Two non-solutions, and why this grant exists:

  • Token forwarding — the actor replays the user's own access token downstream. Works only while the downstream skips audience checks; it is a confused-deputy hazard (a token minted for audience A is presented to audience B) and breaks the moment the downstream enforces aud.
  • Admin impersonation (POST /v1/admin/users/{id}/impersonate) — issues a sub=user / act=admin token, but is gated on the powerful user.impersonate permission and is semantically admin-only. Wrong primitive for a service minting per-request delegated tokens.
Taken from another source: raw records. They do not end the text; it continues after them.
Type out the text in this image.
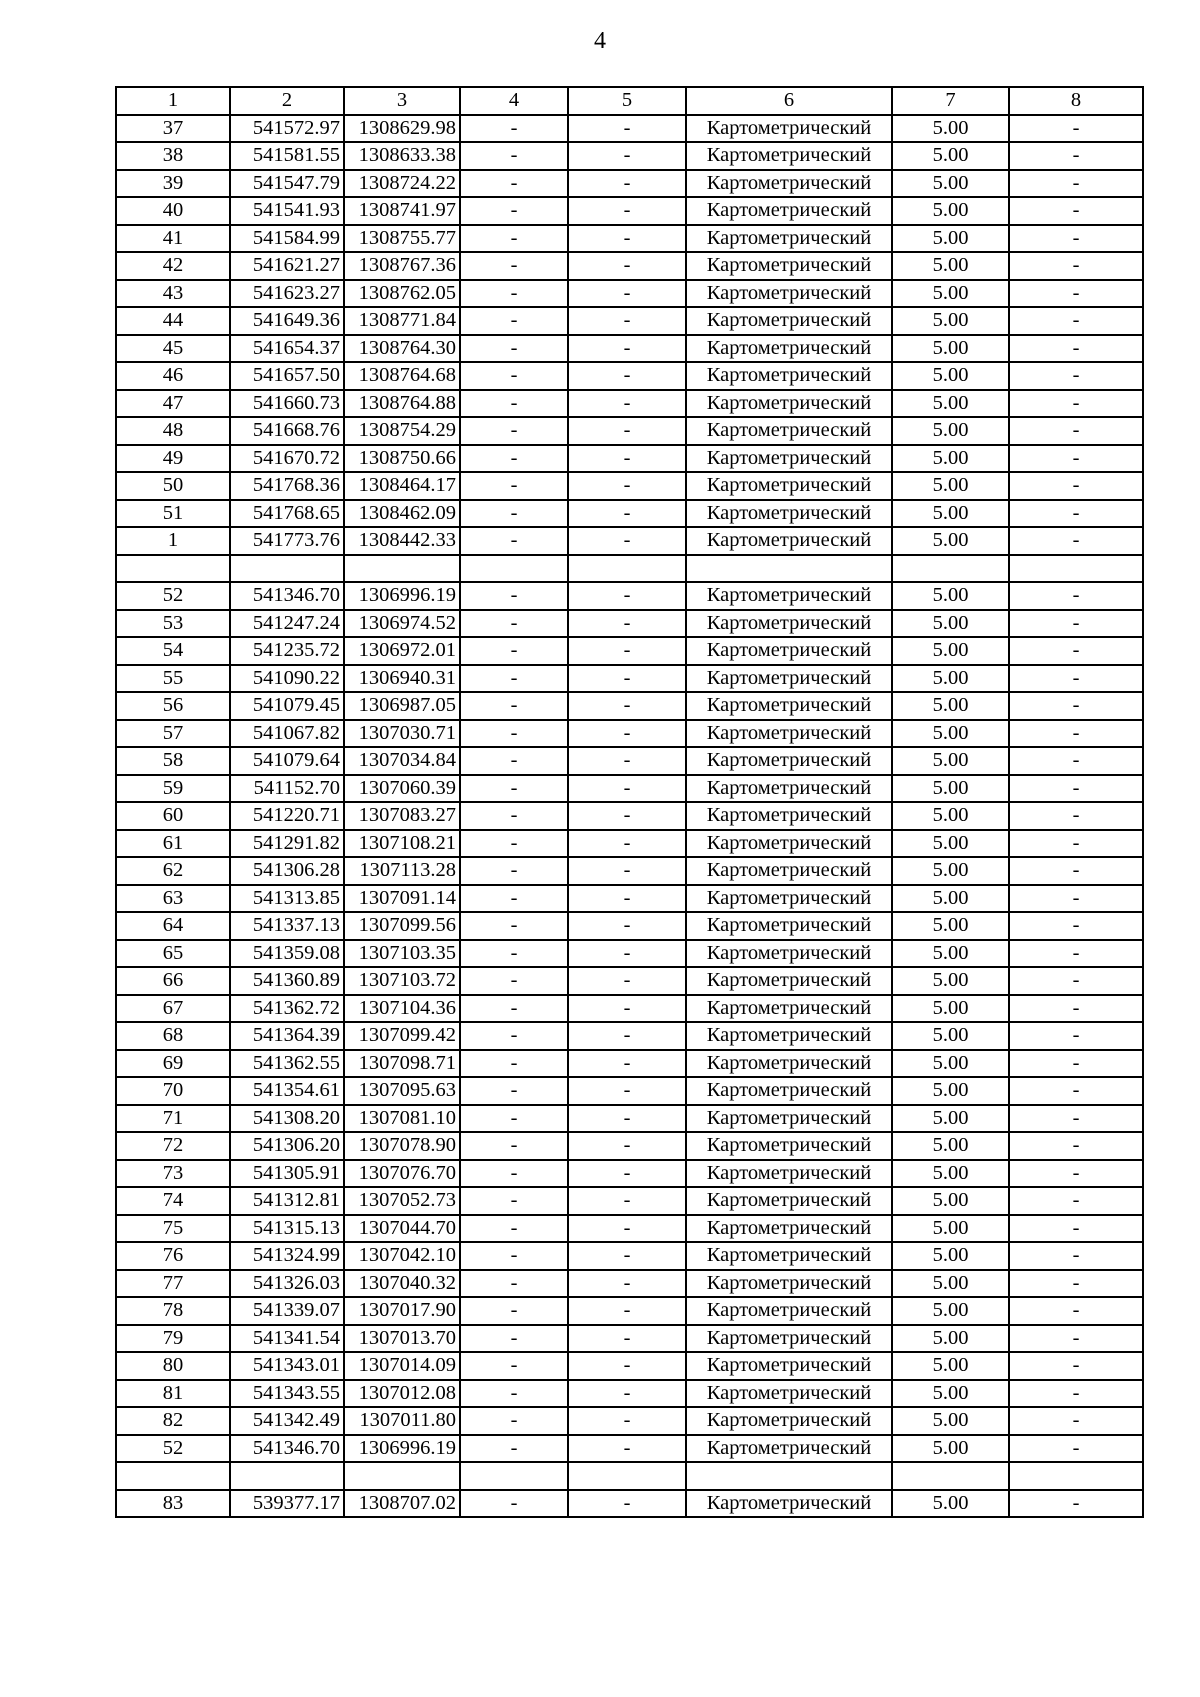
4
1	2	3	4	5	6	7	8
37	541572.97	1308629.98	-	-	Картометрический	5.00	-
38	541581.55	1308633.38	-	-	Картометрический	5.00	-
39	541547.79	1308724.22	-	-	Картометрический	5.00	-
40	541541.93	1308741.97	-	-	Картометрический	5.00	-
41	541584.99	1308755.77	-	-	Картометрический	5.00	-
42	541621.27	1308767.36	-	-	Картометрический	5.00	-
43	541623.27	1308762.05	-	-	Картометрический	5.00	-
44	541649.36	1308771.84	-	-	Картометрический	5.00	-
45	541654.37	1308764.30	-	-	Картометрический	5.00	-
46	541657.50	1308764.68	-	-	Картометрический	5.00	-
47	541660.73	1308764.88	-	-	Картометрический	5.00	-
48	541668.76	1308754.29	-	-	Картометрический	5.00	-
49	541670.72	1308750.66	-	-	Картометрический	5.00	-
50	541768.36	1308464.17	-	-	Картометрический	5.00	-
51	541768.65	1308462.09	-	-	Картометрический	5.00	-
1	541773.76	1308442.33	-	-	Картометрический	5.00	-

52	541346.70	1306996.19	-	-	Картометрический	5.00	-
53	541247.24	1306974.52	-	-	Картометрический	5.00	-
54	541235.72	1306972.01	-	-	Картометрический	5.00	-
55	541090.22	1306940.31	-	-	Картометрический	5.00	-
56	541079.45	1306987.05	-	-	Картометрический	5.00	-
57	541067.82	1307030.71	-	-	Картометрический	5.00	-
58	541079.64	1307034.84	-	-	Картометрический	5.00	-
59	541152.70	1307060.39	-	-	Картометрический	5.00	-
60	541220.71	1307083.27	-	-	Картометрический	5.00	-
61	541291.82	1307108.21	-	-	Картометрический	5.00	-
62	541306.28	1307113.28	-	-	Картометрический	5.00	-
63	541313.85	1307091.14	-	-	Картометрический	5.00	-
64	541337.13	1307099.56	-	-	Картометрический	5.00	-
65	541359.08	1307103.35	-	-	Картометрический	5.00	-
66	541360.89	1307103.72	-	-	Картометрический	5.00	-
67	541362.72	1307104.36	-	-	Картометрический	5.00	-
68	541364.39	1307099.42	-	-	Картометрический	5.00	-
69	541362.55	1307098.71	-	-	Картометрический	5.00	-
70	541354.61	1307095.63	-	-	Картометрический	5.00	-
71	541308.20	1307081.10	-	-	Картометрический	5.00	-
72	541306.20	1307078.90	-	-	Картометрический	5.00	-
73	541305.91	1307076.70	-	-	Картометрический	5.00	-
74	541312.81	1307052.73	-	-	Картометрический	5.00	-
75	541315.13	1307044.70	-	-	Картометрический	5.00	-
76	541324.99	1307042.10	-	-	Картометрический	5.00	-
77	541326.03	1307040.32	-	-	Картометрический	5.00	-
78	541339.07	1307017.90	-	-	Картометрический	5.00	-
79	541341.54	1307013.70	-	-	Картометрический	5.00	-
80	541343.01	1307014.09	-	-	Картометрический	5.00	-
81	541343.55	1307012.08	-	-	Картометрический	5.00	-
82	541342.49	1307011.80	-	-	Картометрический	5.00	-
52	541346.70	1306996.19	-	-	Картометрический	5.00	-

83	539377.17	1308707.02	-	-	Картометрический	5.00	-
Token Exchange is the correct primitive: a scoped, audience-bound, actor-stamped delegation token, with downscoping only (never escalation).

Grant

Koder ID's token endpoint (POST /oauth/v2/token) gains a fifth grant alongside authorization_code / client_credentials / refresh_token / device_code.
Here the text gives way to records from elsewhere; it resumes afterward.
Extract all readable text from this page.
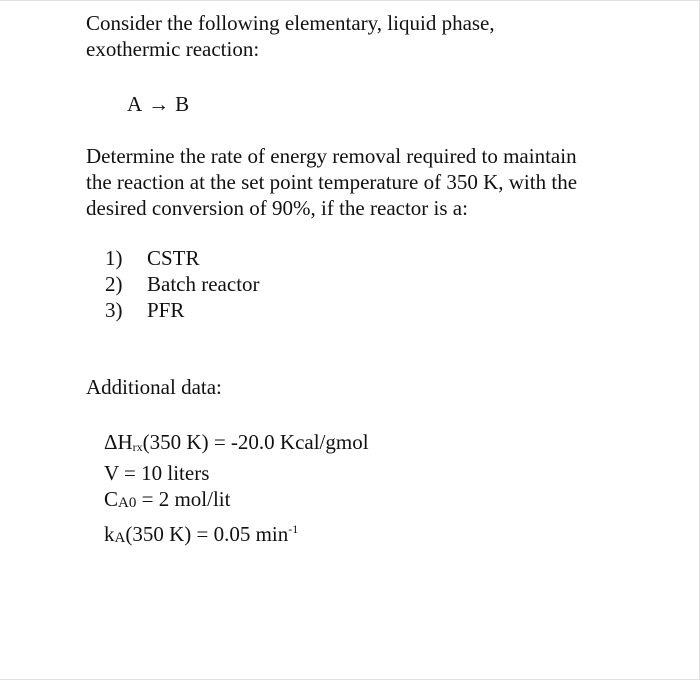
Consider the following elementary, liquid phase,
exothermic reaction:
A → B
Determine the rate of energy removal required to maintain
the reaction at the set point temperature of 350 K, with the
desired conversion of 90%, if the reactor is a:
1) CSTR
2) Batch reactor
3) PFR
Additional data:
ΔHrx(350 K) = -20.0 Kcal/gmol
V = 10 liters
CA0 = 2 mol/lit
kA(350 K) = 0.05 $\min^{-1}$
  • R1grant_type = urn:ietf:params:oauth:grant-type:token-exchange.
  • R2 — Request params (RFC 8693 §2.1):
    • subject_token (REQUIRED) — the user access token being exchanged.
    • subject_token_type (REQUIRED) — urn:ietf:params:oauth:token-type:access_token.
    • audience (REQUIRED in Koder profile) — the target service identifier (e.g. sandbox). The minted token's aud is set to exactly this.
    • scope (OPTIONAL) — requested downscope; MUST be a subset of the subject token's scope (R7).
    • actor_token / actor_token_type (OPTIONAL) — the actor's own client credential; when absent the authenticated client (mTLS/SVID or client_credentials bearer on the request) is the actor.
  • R3 — Response (RFC 8693 §2.2): access_token, issued_token_type = ...:access_token, token_type = Bearer, expires_in. No refresh token.
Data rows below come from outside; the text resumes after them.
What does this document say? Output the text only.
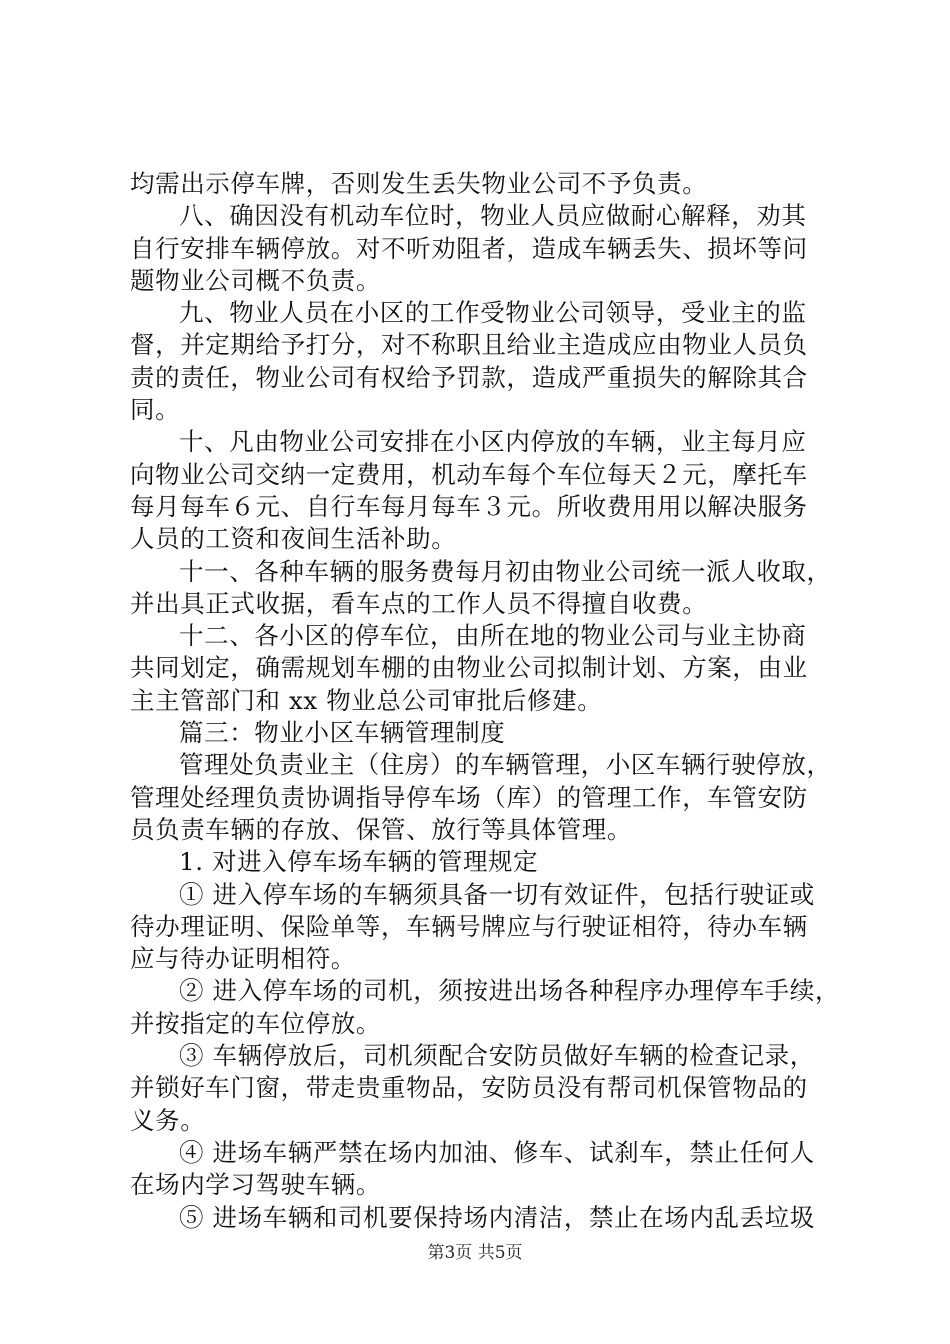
均需出示停车牌，否则发生丢失物业公司不予负责。
八、确因没有机动车位时，物业人员应做耐心解释，劝其
自行安排车辆停放。对不听劝阻者，造成车辆丢失、损坏等问
题物业公司概不负责。
九、物业人员在小区的工作受物业公司领导，受业主的监
督，并定期给予打分，对不称职且给业主造成应由物业人员负
责的责任，物业公司有权给予罚款，造成严重损失的解除其合
同。
十、凡由物业公司安排在小区内停放的车辆，业主每月应
向物业公司交纳一定费用，机动车每个车位每天２元，摩托车
每月每车６元、自行车每月每车３元。所收费用用以解决服务
人员的工资和夜间生活补助。
十一、各种车辆的服务费每月初由物业公司统一派人收取，
并出具正式收据，看车点的工作人员不得擅自收费。
十二、各小区的停车位，由所在地的物业公司与业主协商
共同划定，确需规划车棚的由物业公司拟制计划、方案，由业
主主管部门和 xx 物业总公司审批后修建。
篇三：物业小区车辆管理制度
管理处负责业主（住房）的车辆管理，小区车辆行驶停放，
管理处经理负责协调指导停车场（库）的管理工作，车管安防
员负责车辆的存放、保管、放行等具体管理。
1. 对进入停车场车辆的管理规定
① 进入停车场的车辆须具备一切有效证件，包括行驶证或
待办理证明、保险单等，车辆号牌应与行驶证相符，待办车辆
应与待办证明相符。
② 进入停车场的司机，须按进出场各种程序办理停车手续，
并按指定的车位停放。
③ 车辆停放后，司机须配合安防员做好车辆的检查记录，
并锁好车门窗，带走贵重物品，安防员没有帮司机保管物品的
义务。
④ 进场车辆严禁在场内加油、修车、试刹车，禁止任何人
在场内学习驾驶车辆。
⑤ 进场车辆和司机要保持场内清洁，禁止在场内乱丢垃圾
第3页 共5页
Claims of the issued token

  • R4tenant_id is copied verbatim from the subject token. The exchange NEVER changes the tenant (multi-tenancy is preserved, not crossed).
  • R5sub = the subject token's sub (the end-user remains the principal).
  • R6act (RFC 8693 §4.1) = { "sub": "<actor client id>" }, chained if the subject token already carried an act. Audit trails MUST log the actor chain (reuse the impersonation issuer's act machinery).
  • R7 — Scope of the issued token = min(requested_scope, subject_scope). Escalation is impossible: a scope not present in the subject token is dropped, never granted.
  • R8aud = the requested audience (single value in v0). TTL ≤ the subject token's remaining lifetime and ≤ a configured ceiling (default 15 min, matching impersonation).

Authorization policy

  • R9 — Only registered service clients (client-credentials clients, id#115) flagged token_exchange_allowed MAY use this grant. A normal user client cannot exchange.
  • R10 — A client MAY be restricted to a set of allowed downstream audience values; requesting an audience outside the set → invalid_target.
  • R11invalid_request / invalid_grant / invalid_target / insufficient_scope errors per RFC 8693 §2.2.2, mapped to Koder error IDs.

Security constraints

  • R12 — No privilege escalation: the issued token is a strict downscope of the subject token (R7) with an unchanged tenant (R4) and a recorded actor (R6). It cannot be exchanged again for a broader token.
  • R13 — Exchanges are audited unconditionally (actor, subject sub, tenant, audience, granted scope).

Tests (outline)

  • T1 — exchange a user token for audience=sandbox → issued token has same tenant_id+sub, aud=sandbox, act.sub=<client>, scope ⊆ subject.
  • T2 — requesting a scope absent from the subject token → it is dropped (not granted).
  • T3 — a non-service / non-flagged client → unauthorized_client.
  • T4 — requesting an audience outside the client's allowlist → invalid_target.
  • T5 — issued TTL ≤ subject remaining TTL and ≤ ceiling.

Consumers

  • Koder Kli (products/dev/kli, KLI-001/1e-ii): klid exchanges the inbound user token for an audience=sandbox token and presents it to services/ai/sandbox so each session runs in the user's tenant.
  • Any future Koder gateway/proxy that fans a user request into downstream Koder services.

Prior art in-tree

services/foundation/id/engine/services/admin/internal/handler/impersonation_http.go already issues short-lived act-stamped tokens — the token-exchange grant generalizes that issuer to a self-service, scope-downscoping, audience-bound, non-admin path.